Un premier pas vers les thérapies ciblées
L’étude de phase III POLO (3) a montré à l'ASCO 2019 que l’olaparib, un inhibiteur de PARP, doublait presque la survie sans progression des patients avec cancer du pancréas métastatique, en cas de mutation germinale d’un gène BRCA. Tout d’abord, un screening mené sur 3 315 patients atteints de cancer métastatique tout-venant dans 10 pays a identifié que 247 d’entre eux avaient une mutation germinale BRCA (7,5 %). Un traitement d’induction par chimiothérapie à base de sels de platine, auxquels ces tumeurs sont très sensibles, a été administré.
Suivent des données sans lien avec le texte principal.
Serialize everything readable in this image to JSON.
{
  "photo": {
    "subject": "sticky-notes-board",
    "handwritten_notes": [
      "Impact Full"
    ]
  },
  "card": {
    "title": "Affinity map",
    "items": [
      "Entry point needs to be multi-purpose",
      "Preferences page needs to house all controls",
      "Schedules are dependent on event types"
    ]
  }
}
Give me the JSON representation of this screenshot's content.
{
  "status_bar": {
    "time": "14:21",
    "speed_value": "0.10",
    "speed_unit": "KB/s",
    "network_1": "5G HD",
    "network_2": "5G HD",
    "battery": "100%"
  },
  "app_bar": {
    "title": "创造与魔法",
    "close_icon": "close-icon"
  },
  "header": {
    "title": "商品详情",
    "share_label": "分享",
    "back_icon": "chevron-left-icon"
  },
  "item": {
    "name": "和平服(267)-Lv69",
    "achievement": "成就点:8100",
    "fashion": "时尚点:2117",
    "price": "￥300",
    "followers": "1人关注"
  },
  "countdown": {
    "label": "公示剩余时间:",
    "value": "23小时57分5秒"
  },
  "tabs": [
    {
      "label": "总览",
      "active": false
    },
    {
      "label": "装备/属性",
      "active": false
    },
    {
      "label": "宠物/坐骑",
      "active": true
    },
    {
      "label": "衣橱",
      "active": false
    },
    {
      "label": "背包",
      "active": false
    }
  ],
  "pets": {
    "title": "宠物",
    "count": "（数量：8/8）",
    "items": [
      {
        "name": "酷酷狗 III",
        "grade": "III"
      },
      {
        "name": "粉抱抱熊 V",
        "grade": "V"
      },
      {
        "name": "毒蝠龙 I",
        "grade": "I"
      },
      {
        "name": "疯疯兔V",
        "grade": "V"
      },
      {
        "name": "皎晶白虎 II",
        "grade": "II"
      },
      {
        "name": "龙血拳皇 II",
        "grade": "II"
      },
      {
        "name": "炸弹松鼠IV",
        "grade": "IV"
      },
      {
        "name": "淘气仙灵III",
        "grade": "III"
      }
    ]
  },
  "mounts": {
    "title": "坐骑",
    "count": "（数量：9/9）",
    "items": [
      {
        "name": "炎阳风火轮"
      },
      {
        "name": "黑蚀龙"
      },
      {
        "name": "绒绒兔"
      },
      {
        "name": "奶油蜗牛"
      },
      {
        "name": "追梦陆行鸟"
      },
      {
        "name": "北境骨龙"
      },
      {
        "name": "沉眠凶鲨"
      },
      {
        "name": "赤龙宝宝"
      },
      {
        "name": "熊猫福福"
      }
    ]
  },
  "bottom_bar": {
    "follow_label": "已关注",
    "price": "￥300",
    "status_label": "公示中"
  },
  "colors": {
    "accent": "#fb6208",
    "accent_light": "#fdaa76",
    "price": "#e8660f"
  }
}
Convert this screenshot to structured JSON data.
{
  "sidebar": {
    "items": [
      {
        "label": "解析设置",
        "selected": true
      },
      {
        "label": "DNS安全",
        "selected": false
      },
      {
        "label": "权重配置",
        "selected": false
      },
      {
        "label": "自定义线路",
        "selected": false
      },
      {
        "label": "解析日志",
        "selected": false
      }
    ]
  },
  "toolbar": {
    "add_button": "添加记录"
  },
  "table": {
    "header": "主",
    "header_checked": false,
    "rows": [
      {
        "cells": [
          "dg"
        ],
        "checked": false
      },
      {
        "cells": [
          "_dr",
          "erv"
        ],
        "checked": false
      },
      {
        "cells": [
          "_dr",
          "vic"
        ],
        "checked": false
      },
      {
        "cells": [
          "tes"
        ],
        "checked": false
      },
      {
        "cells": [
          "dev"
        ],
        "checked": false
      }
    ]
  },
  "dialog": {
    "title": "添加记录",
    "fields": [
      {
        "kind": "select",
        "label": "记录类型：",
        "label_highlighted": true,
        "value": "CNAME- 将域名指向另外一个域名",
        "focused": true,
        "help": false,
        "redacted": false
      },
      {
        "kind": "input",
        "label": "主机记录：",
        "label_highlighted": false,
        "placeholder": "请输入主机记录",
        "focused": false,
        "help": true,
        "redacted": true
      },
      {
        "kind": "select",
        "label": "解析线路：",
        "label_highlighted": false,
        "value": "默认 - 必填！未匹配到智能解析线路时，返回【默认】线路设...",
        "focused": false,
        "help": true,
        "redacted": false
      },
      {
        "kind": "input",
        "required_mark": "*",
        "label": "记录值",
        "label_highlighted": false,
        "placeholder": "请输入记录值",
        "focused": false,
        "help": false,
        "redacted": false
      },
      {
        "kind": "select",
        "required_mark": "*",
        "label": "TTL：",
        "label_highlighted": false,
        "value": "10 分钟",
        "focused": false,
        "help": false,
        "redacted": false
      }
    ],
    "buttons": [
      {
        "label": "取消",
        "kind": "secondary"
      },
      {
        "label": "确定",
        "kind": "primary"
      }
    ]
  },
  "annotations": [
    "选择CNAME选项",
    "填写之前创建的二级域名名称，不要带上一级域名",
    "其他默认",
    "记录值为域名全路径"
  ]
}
Lorsque la tumeur était contrôlée (stable ou en diminution) après au moins 4 mois de celui-ci, ils étaient randomisés pour recevoir soit l’olaparib, soit un placebo (ratio 3 : 2) en maintenance. « Le bénéfice était très significatif sur la survie sans progression qui a pratiquement doublé (7,4 vs 3,8 mois, HR = 0,53), avec une bonne tolérance puisque la qualité de vie n’était pas altérée par l’olaparib », se félicite le Pr Hammel. La survie globale était de 18 mois environ dans les deux troupes, un résultat remarquable pour des cancers métastatiques du pancréas. L’absence de différence sur la survie globale s’expliquerait vraisemblablement par le fait que les résultats n’étaient pas matures et que les patients, dont la tumeur a progressé sous placebo, ont reçu une chimiothérapie efficace, voire de l’olaparib pour 15 % d’entre eux (non autorisé dans le protocole). De plus, elle ne reflète pas la durée médiane du contrôle tumoral obtenu chez les patients sous olaparib (24,9 mois vs 3,7 mois). D’autres inhibiteurs de PARP sont actuellement testés en phase I ou II. Le défi maintenant sera de repérer ce sous-groupe de patient en organisant en France la recherche des mutations BRCA dans un délai rapide, avec la question de son remboursement ainsi que celui de l’olaparib.
D'après un entretien avec le Pr Pascal Hammel
(1) Kunzmann V et al. Ann Onco 2019;30 (suppl_5): v253-v324.
(2) Conroy T et al. N Engl J Med 2018;379:2395-2406.
(3) Golan T et al. N Engl J Med 2019;377:523–33.